Then again, maybe it's time to drop the humor and man the barricades
/Reagan’s repeal of “the Fairness Doctrine” let Rush, and then talk-radio, grow. Which, says the Left, caused Orange Man. They’re coming, in every way.
Washington Magazine, 2017:
This Friday marks the 30th anniversary of one of the most destructive decisions in the modern American media history, a shamefully successful effort to divide our public airwaves along partisan lines, a choice that made a few people rich while impoverishing our democracy.
On August 4, 1987, the Reagan-era Federal Communications Commission voted to repeal the Fairness Doctrine, the sound policy that preserved a diversity of viewpoints in American broadcast media. The New York Times reported at the time:
The Federal Communications Commission voted unanimously today to abolish its fairness doctrine on the ground that it unconstitutionally restricts the free-speech rights of broadcast journalists.

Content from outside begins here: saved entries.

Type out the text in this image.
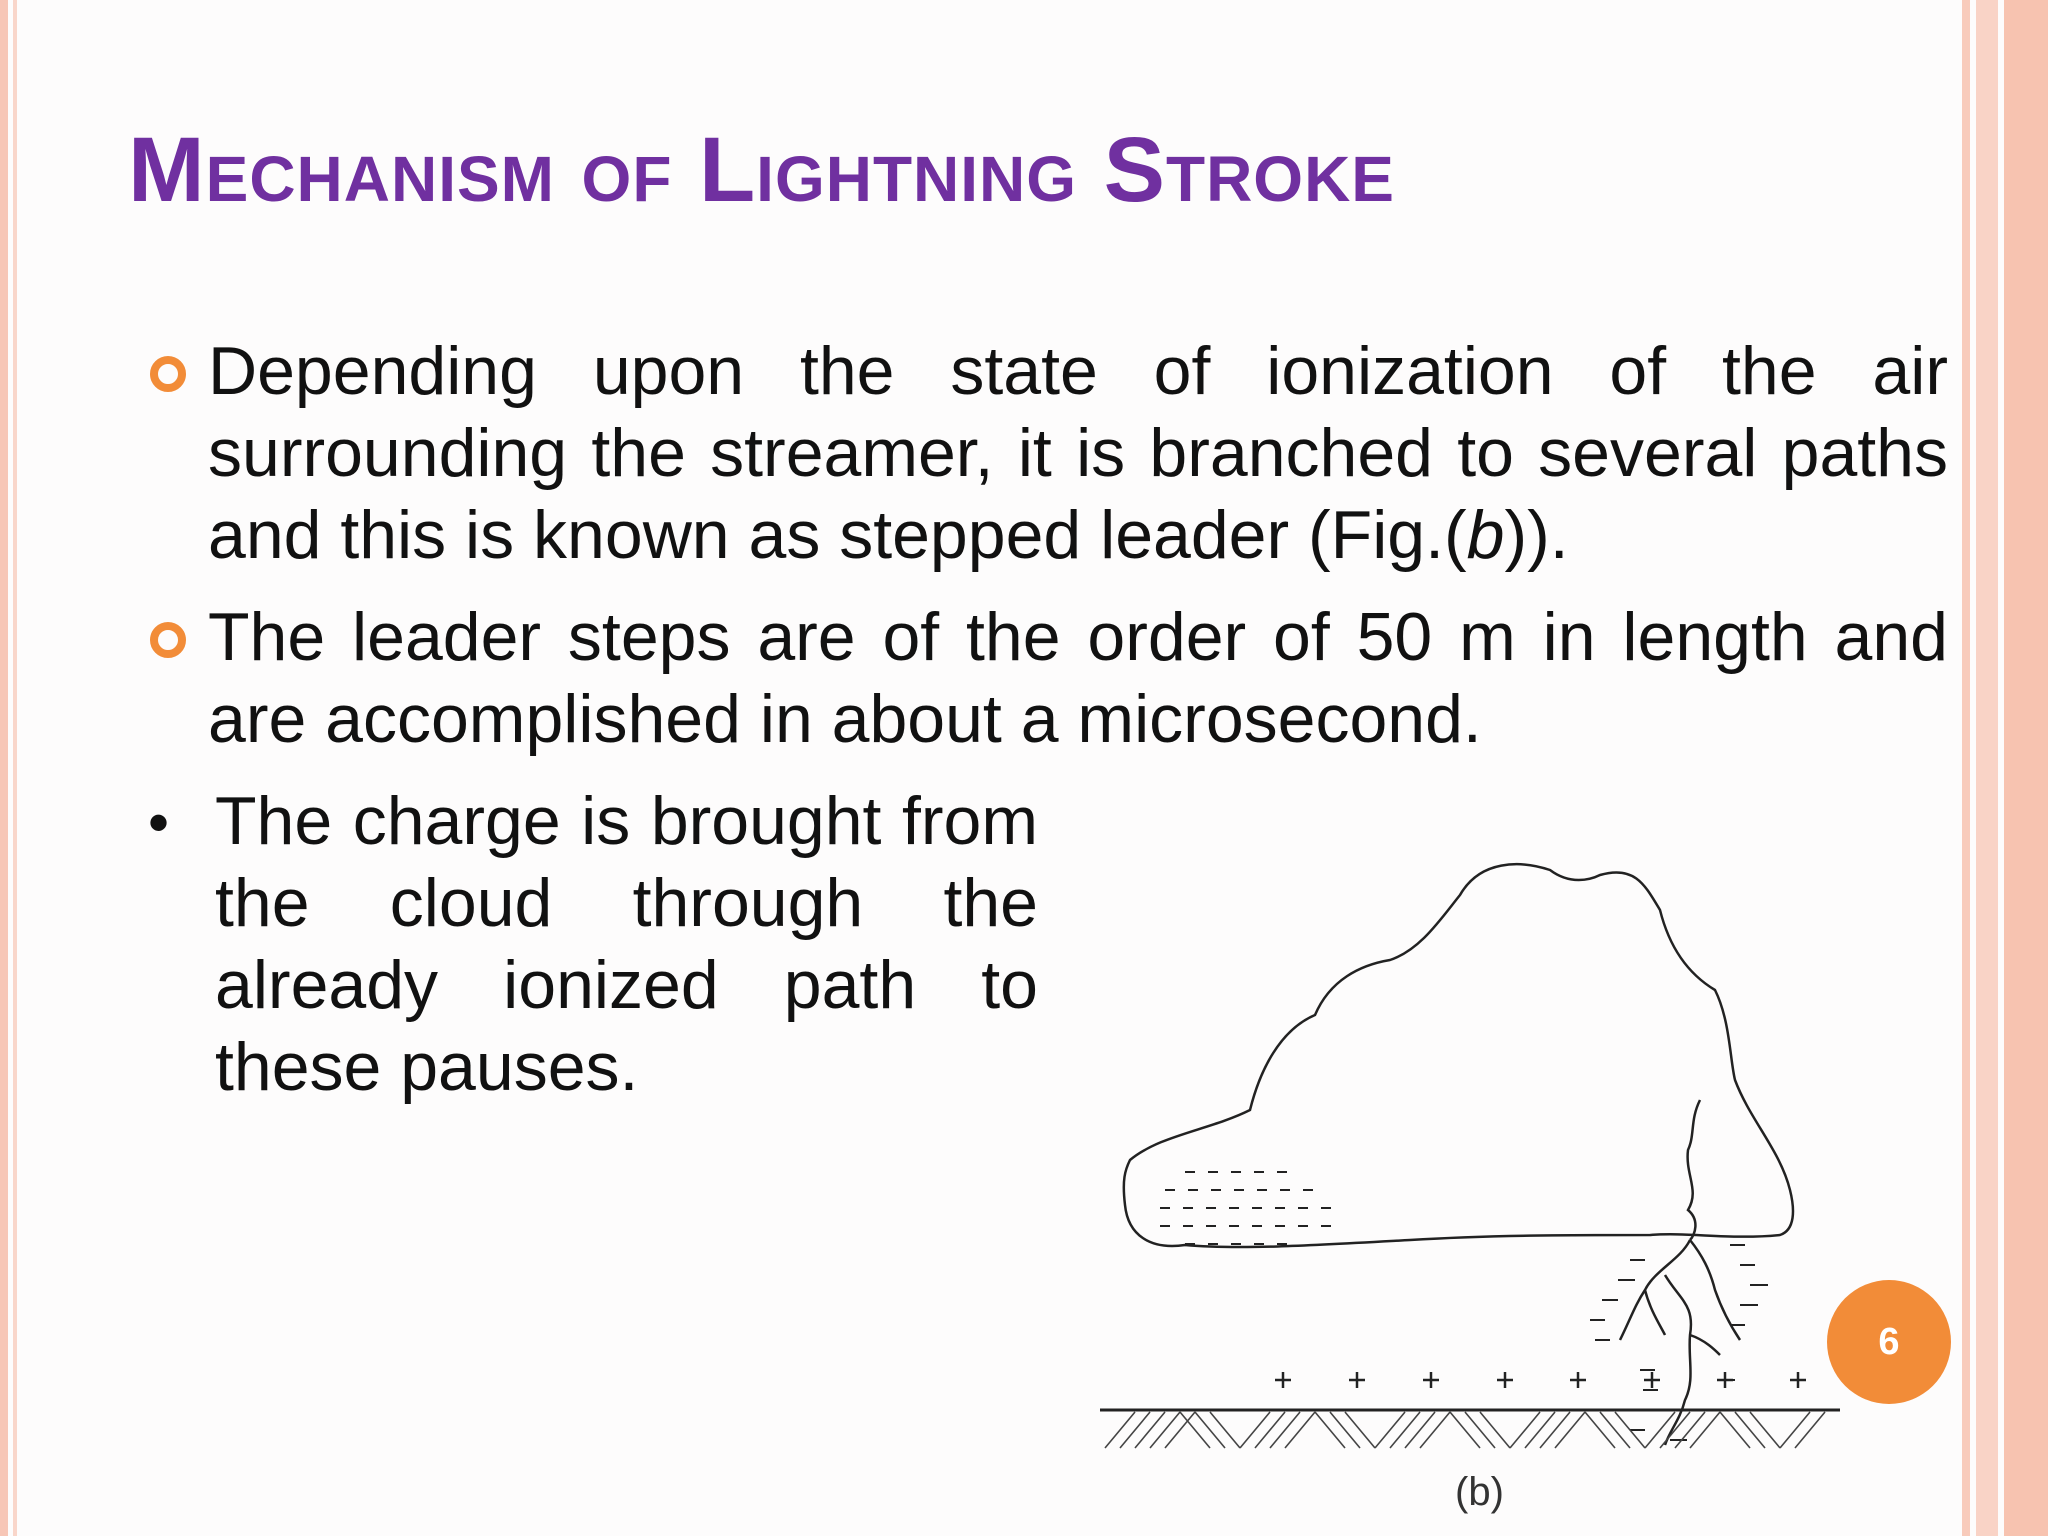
Mechanism of Lightning Stroke
Depending upon the state of ionization of the air surrounding the streamer, it is branched to several paths and this is known as stepped leader (Fig.(b)).
The leader steps are of the order of 50 m in length and are accomplished in about a microsecond.
• The charge is brought from the cloud through the already ionized path to these pauses.
(b)
6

“We seek to extend to the electronic press the same First Amendment guarantees that the print media have enjoyed since our country’s inception,” said the new chairman of the F.C.C., Dennis R. Patrick.

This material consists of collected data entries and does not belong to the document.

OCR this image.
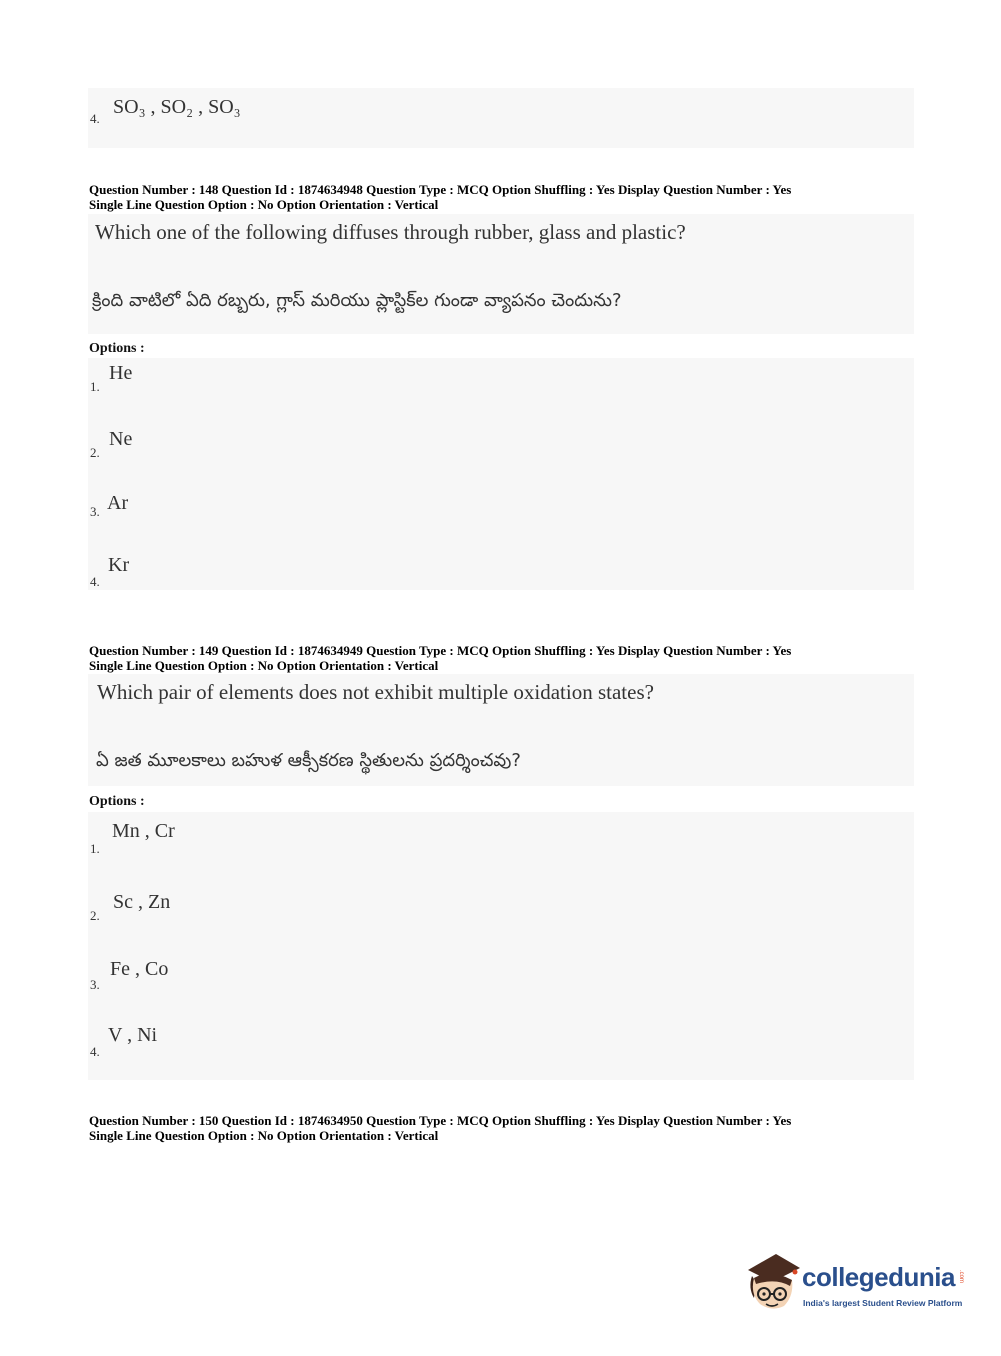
4.
SO₃ , SO₂ , SO₃
Question Number : 148 Question Id : 1874634948 Question Type : MCQ Option Shuffling : Yes Display Question Number : Yes
Single Line Question Option : No Option Orientation : Vertical
Which one of the following diffuses through rubber, glass and plastic?
క్రింది వాటిలో ఏది రబ్బరు, గ్లాస్ మరియు ప్లాస్టిక్‌ల గుండా వ్యాపనం చెందును?
Options :
1.
He
2.
Ne
3. Ar
4.
Kr
Question Number : 149 Question Id : 1874634949 Question Type : MCQ Option Shuffling : Yes Display Question Number : Yes
Single Line Question Option : No Option Orientation : Vertical
Which pair of elements does not exhibit multiple oxidation states?
ఏ జత మూలకాలు బహుళ ఆక్సీకరణ స్థితులను ప్రదర్శించవు?
Options :
1.
Mn , Cr
2.
Sc , Zn
3.
Fe , Co
4.
V , Ni
Question Number : 150 Question Id : 1874634950 Question Type : MCQ Option Shuffling : Yes Display Question Number : Yes
Single Line Question Option : No Option Orientation : Vertical
collegedunia .com
India's largest Student Review Platform
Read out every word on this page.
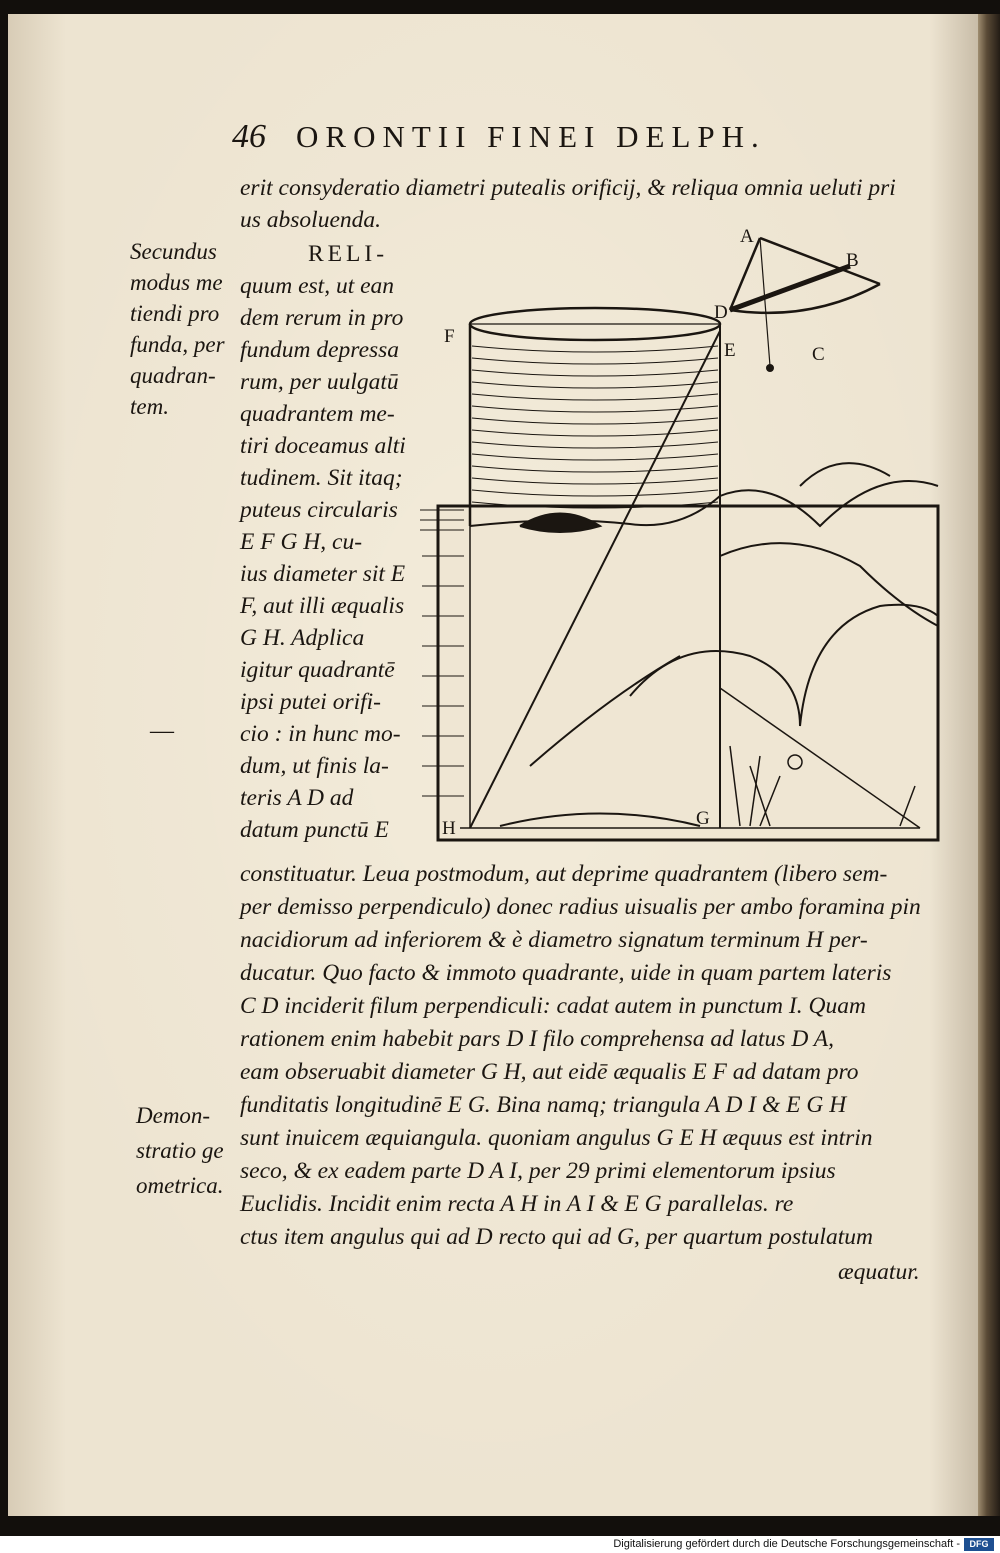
46 ORONTII FINEI DELPH.
erit consyderatio diametri putealis orificij, & reliqua omnia ueluti pri
us absoluenda.
RELI-
quum est, ut ean
dem rerum in pro
fundum depressa
rum, per uulgatū
quadrantem me-
tiri doceamus alti
tudinem. Sit itaq;
puteus circularis
E F G H, cu-
ius diameter sit E
F, aut illi æqualis
G H. Adplica
igitur quadrantē
ipsi putei orifi-
cio : in hunc mo-
dum, ut finis la-
teris A D ad
datum punctū E
constituatur. Leua postmodum, aut deprime quadrantem (libero sem-
per demisso perpendiculo) donec radius uisualis per ambo foramina pin
nacidiorum ad inferiorem & è diametro signatum terminum H per-
ducatur. Quo facto & immoto quadrante, uide in quam partem lateris
C D inciderit filum perpendiculi: cadat autem in punctum I. Quam
rationem enim habebit pars D I filo comprehensa ad latus D A,
eam obseruabit diameter G H, aut eidē æqualis E F ad datam pro
funditatis longitudinē E G. Bina namq; triangula A D I & E G H
sunt inuicem æquiangula. quoniam angulus G E H æquus est intrin
seco, & ex eadem parte D A I, per 29 primi elementorum ipsius
Euclidis. Incidit enim recta A H in A I & E G parallelas. re
ctus item angulus qui ad D recto qui ad G, per quartum postulatum
æquatur.
Secundus
modus me
tiendi pro
funda, per
quadran-
tem.
—
Demon-
stratio ge
ometrica.
A
B
C
D
E
F
G
H
Digitalisierung gefördert durch die Deutsche Forschungsgemeinschaft -	DFG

He and the three other commissioners said the 38-year-old fairness doctrine was stifling the democratic debate it was supposed to promote…The doctrine, which evolved through court rulings and commission policy statements over the years, requires broadcasters to give contrasting viewpoints on issues of public importance. In addition to news reports, it can apply to advocacy advertising, as it did in the case that led to today’s ruling.
The justification for applying the doctrine to broadcasting was that in contrast to the potentially infinite number of newspapers and magazines, there were a limited number of frequencies and channels and thus a limited number of broadcast outlets…

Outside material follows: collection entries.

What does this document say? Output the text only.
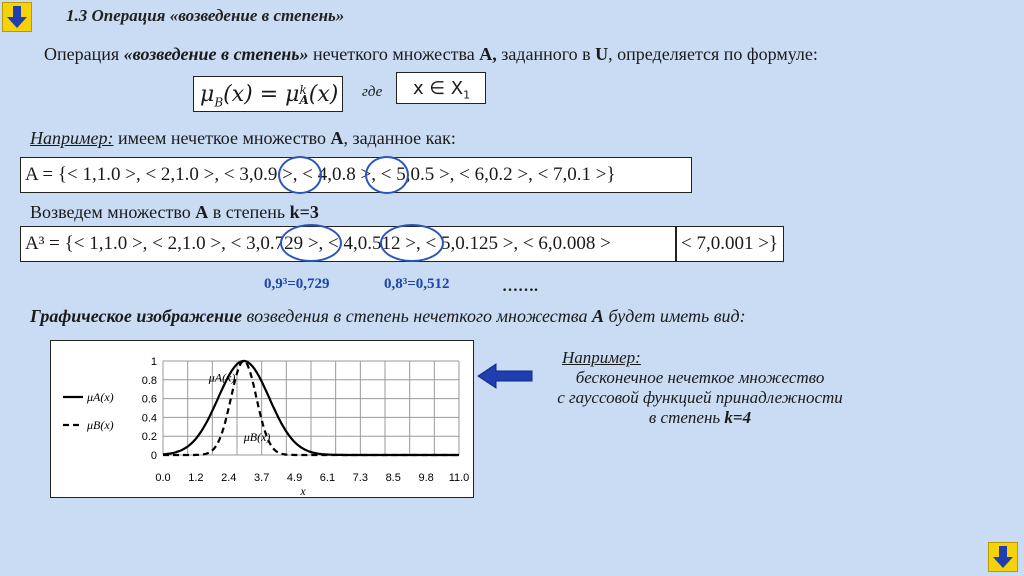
1.3 Операция «возведение в степень»
Операция «возведение в степень» нечеткого множества A, заданного в U, определяется по формуле:
$\mu_B(x) = \mu$ k
A (x) где x ∈ $X_1$
Например: имеем нечеткое множество A, заданное как:
A = {< 1,1.0 >, < 2,1.0 >, < 3,0.9 >, < 4,0.8 >, < 5,0.5 >, < 6,0.2 >, < 7,0.1 >}
Возведем множество A в степень k=3
A³ = {< 1,1.0 >, < 2,1.0 >, < 3,0.729 >, < 4,0.512 >, < 5,0.125 >, < 6,0.008 >	< 7,0.001 >}
0,9³=0,729	0,8³=0,512	…….
Графическое изображение возведения в степень нечеткого множества A будет иметь вид:
0
0.2
0.4
0.6
0.8
1
0.0 1.2 2.4 3.7 4.9 6.1 7.3 8.5 9.8 11.0
x
μA(x)
μB(x)
μA(x)
μB(x)
Например:
бесконечное нечеткое множество
с гауссовой функцией принадлежности
в степень k=4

In a comment typical of several advocacy groups, Ralph Nader called today’s decision a major setback…
“The fairness doctrine is not only constitutionally permissible, it is constitutionally required,” Mr. Nader said. Its repeal, he added, means that broadcasters “can ignore crucial issues or present only one side” of debates, and that news judgment will increasingly reflect a business orientation. Mr. Nader said such issues as women’s rights, the health effects of smoking, and the safety of nuclear power plants would have come to far less public prominence had the fairness doctrine not been in effect.
Nader’s words were prophetic, as just under a year later, on August 1, 1988, Rush Limbaugh’s Sacramento, California-based radio program was syndicated nationwide…and talk-radio stations across the country soon began to run right-wing agitprop from dawn to dusk, flooding the public airwaves with shameless demonization of Democrats and progressives–and helping to create the media/political culture that allowed a candidate as vulgar as Donald Trump to seize control of the White House last November.
And so on. They let dissenters escape, back then; they won’t make that mistake this time.